The 53-year-old, who had completed 677 previous jumps, was a partner in Lea & Sandeman, the fine wine merchants and was described after his death as “a total ornament to the British wine trade”.
The inquest heard that Mr Le Berre and Mr Sandeman had jumped from the same plane.
The airfield was busy that day and there was little wind.
Their jumps were staggered for safety reasons with Mr Le Berre jumping as part of the first group of nine and Mr Sandeman part of a second group of four.
Both left the plane at about 14,000ft, reaching speeds of up to 200mph in freefall before deploying their parachutes between 5,000ft and 2,500ft.

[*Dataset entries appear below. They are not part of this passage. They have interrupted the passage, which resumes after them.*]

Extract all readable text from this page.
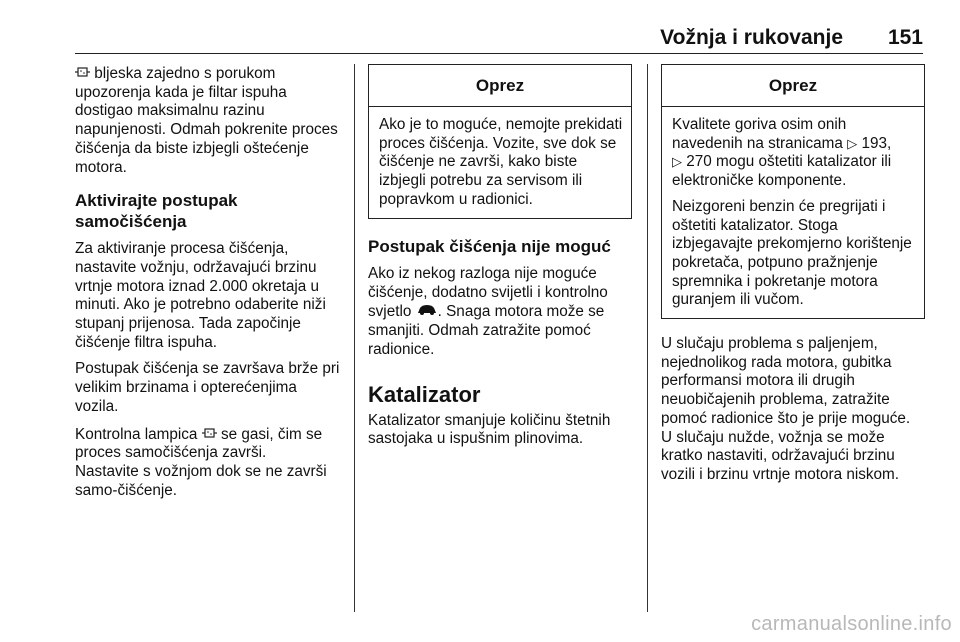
Vožnja i rukovanje 151

bljeska zajedno s porukom upozorenja kada je filtar ispuha dostigao maksimalnu razinu napunjenosti. Odmah pokrenite proces čišćenja da biste izbjegli oštećenje motora.

Aktivirajte postupak samočišćenja

Za aktiviranje procesa čišćenja, nastavite vožnju, održavajući brzinu vrtnje motora iznad 2.000 okretaja u minuti. Ako je potrebno odaberite niži stupanj prijenosa. Tada započinje čišćenje filtra ispuha.

Postupak čišćenja se završava brže pri velikim brzinama i opterećenjima vozila.

Kontrolna lampica  se gasi, čim se proces samočišćenja završi.

Nastavite s vožnjom dok se ne završi samo-čišćenje.

Oprez

Ako je to moguće, nemojte prekidati proces čišćenja. Vozite, sve dok se čišćenje ne završi, kako biste izbjegli potrebu za servisom ili popravkom u radionici.

Postupak čišćenja nije moguć

Ako iz nekog razloga nije moguće čišćenje, dodatno svijetli i kontrolno svjetlo . Snaga motora može se smanjiti. Odmah zatražite pomoć radionice.

Katalizator

Katalizator smanjuje količinu štetnih sastojaka u ispušnim plinovima.

Oprez

Kvalitete goriva osim onih navedenih na stranicama ▷ 193,
▷ 270 mogu oštetiti katalizator ili elektroničke komponente.

Neizgoreni benzin će pregrijati i oštetiti katalizator. Stoga izbjegavajte prekomjerno korištenje pokretača, potpuno pražnjenje spremnika i pokretanje motora guranjem ili vučom.

U slučaju problema s paljenjem, nejednolikog rada motora, gubitka performansi motora ili drugih neuobičajenih problema, zatražite pomoć radionice što je prije moguće. U slučaju nužde, vožnja se može kratko nastaviti, održavajući brzinu vozili i brzinu vrtnje motora niskom.

carmanualsonline.info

Giving evidence, Mr Le Berre, who had completed 488 jumps, said he was slowing after performing an advanced “swooping” manoeuvre, involving a sudden turn and increase in speed, when he saw Mr Sandeman below him.
The 28-year-old originally from France but now living in London, said he remembered pulling on his breaks but could not prevent his knees hitting Mr Sandeman’s canopy and tangling their parachute lines.

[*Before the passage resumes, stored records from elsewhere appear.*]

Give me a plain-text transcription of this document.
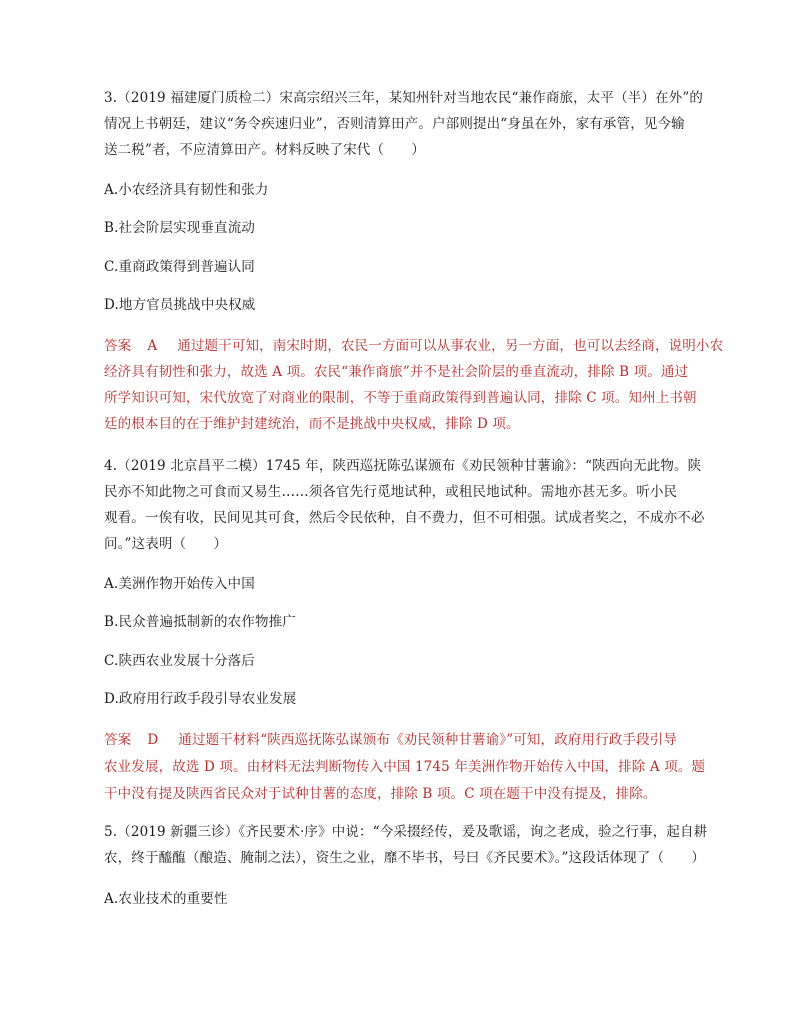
3.（2019 福建厦门质检二）宋高宗绍兴三年，某知州针对当地农民“兼作商旅，太平（半）在外”的
情况上书朝廷，建议“务令疾速归业”，否则清算田产。户部则提出“身虽在外，家有承管，见今输
送二税”者，不应清算田产。材料反映了宋代（　　）
A.小农经济具有韧性和张力
B.社会阶层实现垂直流动
C.重商政策得到普遍认同
D.地方官员挑战中央权威
答案 A 通过题干可知，南宋时期，农民一方面可以从事农业，另一方面，也可以去经商，说明小农
经济具有韧性和张力，故选 A 项。农民“兼作商旅”并不是社会阶层的垂直流动，排除 B 项。通过
所学知识可知，宋代放宽了对商业的限制，不等于重商政策得到普遍认同，排除 C 项。知州上书朝
廷的根本目的在于维护封建统治，而不是挑战中央权威，排除 D 项。
4.（2019 北京昌平二模）1745 年，陕西巡抚陈弘谋颁布《劝民领种甘薯谕》：“陕西向无此物。陕
民亦不知此物之可食而又易生……须各官先行觅地试种，或租民地试种。需地亦甚无多。听小民
观看。一俟有收，民间见其可食，然后令民依种，自不费力，但不可相强。试成者奖之，不成亦不必
问。”这表明（　　）
A.美洲作物开始传入中国
B.民众普遍抵制新的农作物推广
C.陕西农业发展十分落后
D.政府用行政手段引导农业发展
答案 D 通过题干材料“陕西巡抚陈弘谋颁布《劝民领种甘薯谕》”可知，政府用行政手段引导
农业发展，故选 D 项。由材料无法判断物传入中国 1745 年美洲作物开始传入中国，排除 A 项。题
干中没有提及陕西省民众对于试种甘薯的态度，排除 B 项。C 项在题干中没有提及，排除。
5.（2019 新疆三诊）《齐民要术·序》中说：“今采掇经传，爰及歌谣，询之老成，验之行事，起自耕
农，终于醯醢（酿造、腌制之法），资生之业，靡不毕书，号曰《齐民要术》。”这段话体现了（　　）
A.农业技术的重要性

Mr Wilson-Roberts told the inquest that swooping turns created unpredictable landing patterns and made it more difficult for skydivers to predict one another’s movements.
He was part of Mr Sandeman’s group and captured a video of the jump using a head camera.
It showed the early stages of the jump unfolding uneventfully before the camera lost sight of Mr Sandeman.
Mr Sandeman’s wife and son left the inquest as this was played.
Witnesses gave conflicting accounts as to which man collided with the other.
But Tony Butler, technical officer for the British Parachute Association, who conducted an investigation, said he was now convinced that it was Mr Sandeman who collided with Mr Le Berre.
Deputy coroner Belinda Cheney recorded a verdict of accidental death and added that it was “more likely than not” that it was Mr Sandeman who collided with Mr Le Berre.
She said: “This was not a straightforward incident, and there has been quite a lot of inconsistency in the evidence.
“I don’t think anybody’s ever going to know what direction Mr Sandeman was coming from and whether he did anything wrong.”
She added it was clear Mr Sandeman was clearly an “active and successful man”.
Outside the inquest, solicitor Dominic Fairclough read a statement on behalf of Mr Sandeman’s family.
He said: “Patrick was an incredibly loving husband and father who lived life to the full.
“The only positive outcome from this has been Mr Le Berre’s recovery.”